Panel Paper: Evaluation of the i3 Scale-up of Reading Recovery

Thursday, November 12, 2015 : 11:15 AM
Henry May, University of Delaware, Phil Sirinides, University of Pennsylvania and Abby Gray, University of Pennsylvania, Consortium for Policy Research and Evaluation
While prior research on Reading Recovery shows that the program’s impacts on student achievement are often large, research also suggests that there is substantial variability in impacts, and that much of this can be attributed to variation in program implementation (D’Agostino & Murphy, 2004; May, Gray, Gillespie, Sirinides, Sam, Goldsworthy, Armijo, & Tognatta, 2013; Schwartz, 2005; Rodgers et al, 2004 and 2005). The evaluation design for the i3 scale-up of Reading Recovery includes a rigorous experimental research design (i.e., a multi-site randomized controlled trial) that supports strong causal inferences about program impacts, coupled with mixed methods descriptions of program implementation and contextual factors. Short-term impacts on students’ reading performance are estimated by comparing mid-year reading achievement of students randomly assigned to participate in reading recovery at the beginning of first grade to students randomly assigned to the control condition. To estimate the sustained effects of Reading Recovery, this final year of the evaluation employs a Regression Discontinuity Design (RDD) to compare the 3rdgrade reading achievement of students who were just above and below the cutoff for eligibility to participate in Reading Recovery.
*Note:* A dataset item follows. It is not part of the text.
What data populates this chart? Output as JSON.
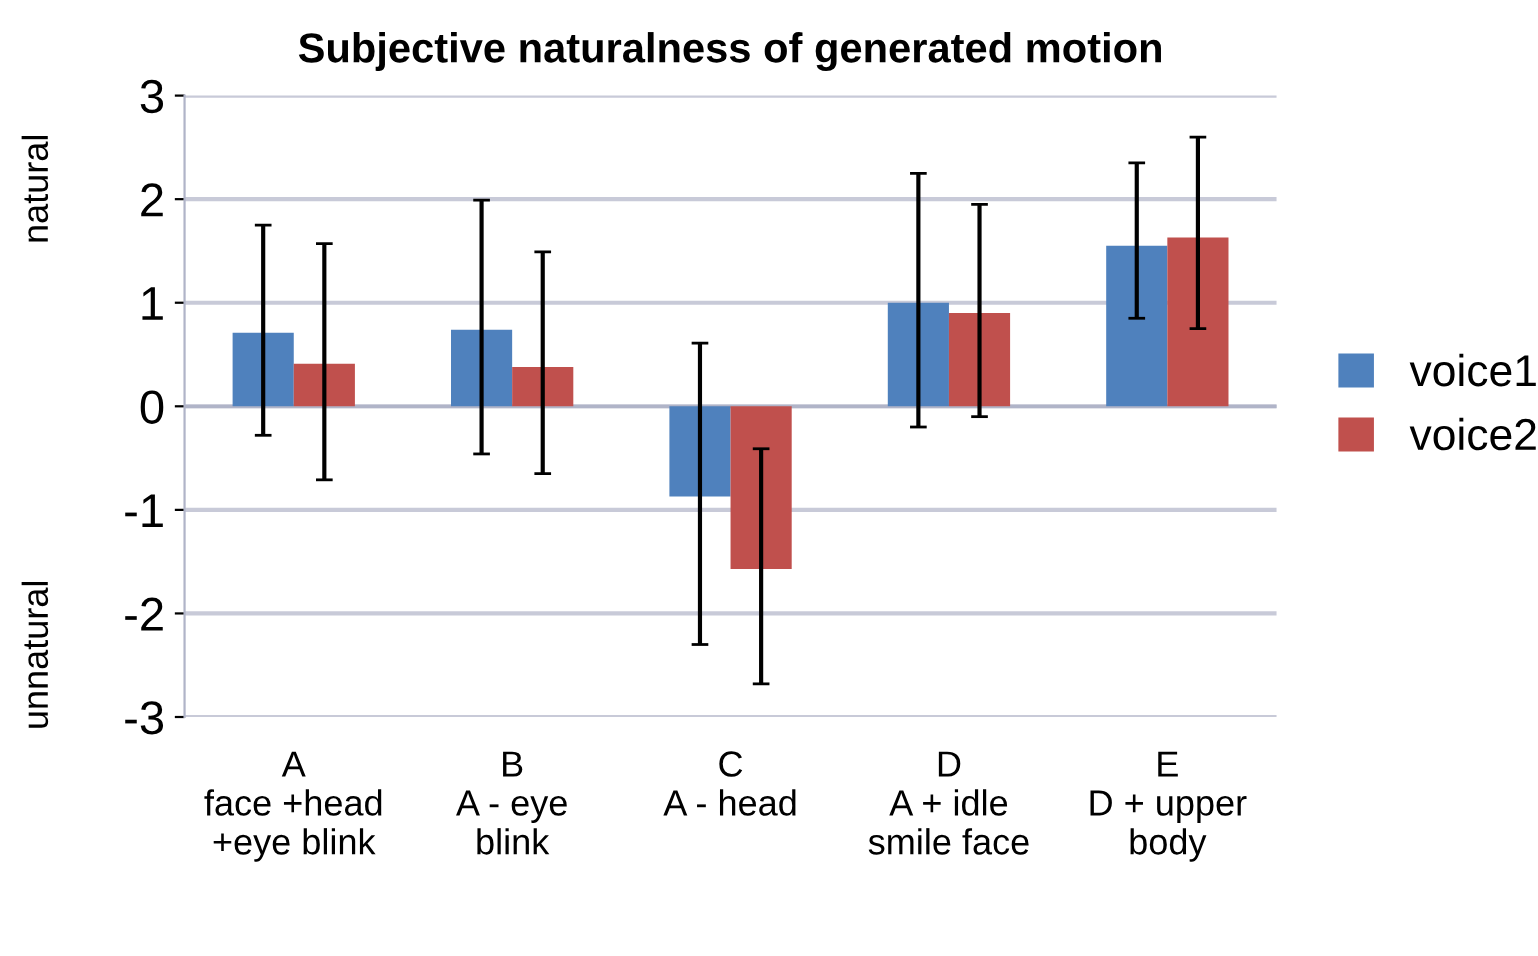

Results from the first three years of the randomized controlled trial (RCT) have revealed large positive effects on reading achievement (May, Gray, Gillespie, Sirinides, Sam, Goldsworthy, Armijo, & Tognatta, 2013; May, Sirinides, Gray, Armijo, Gillespie, Goldsworthy, Sam, & Blalock, 2014). Over this five-year study, more than 7,000 students in over 1,000 schools were randomly assigned to treatment and control conditions. Baseline equivalence was confirmed for gender, race, English Language Learner status, and prior text reading level. HLM analyses of data from the RCT revealed significant overall effects of Reading Recovery between .40 and .60 standard deviations on ITBS Reading Test scores. Results from preliminary analyses of the RDD data show that this non-experimental design was able to replicate the results of the RCT for impacts during first grade. Additional significant effects were found for the variance of treatment effects across schools, translating to 90% plausible value intervals that were plus/minus over one-half of a standard deviation. This suggests that the short-term impacts of Reading Recovery are positive and relatively large on average, although some schools exhibit unusually small or large impact estimates. Contextual data from the implementation evaluation help to explain this variation in effects. Additional analyses of long-term effects are currently underway and will also be included in the presentation at APPAM.

The consistently large positive impacts of Reading Recovery under the i3 scale-up suggest that this relatively large investment has led to substantial improvements in the reading performance of many thousands of students across the nation. It also serves as a point of validation for the Investing in Innovation (i3) program model—the size of an investment in an educational intervention should be proportionate to its prior evidence of effects.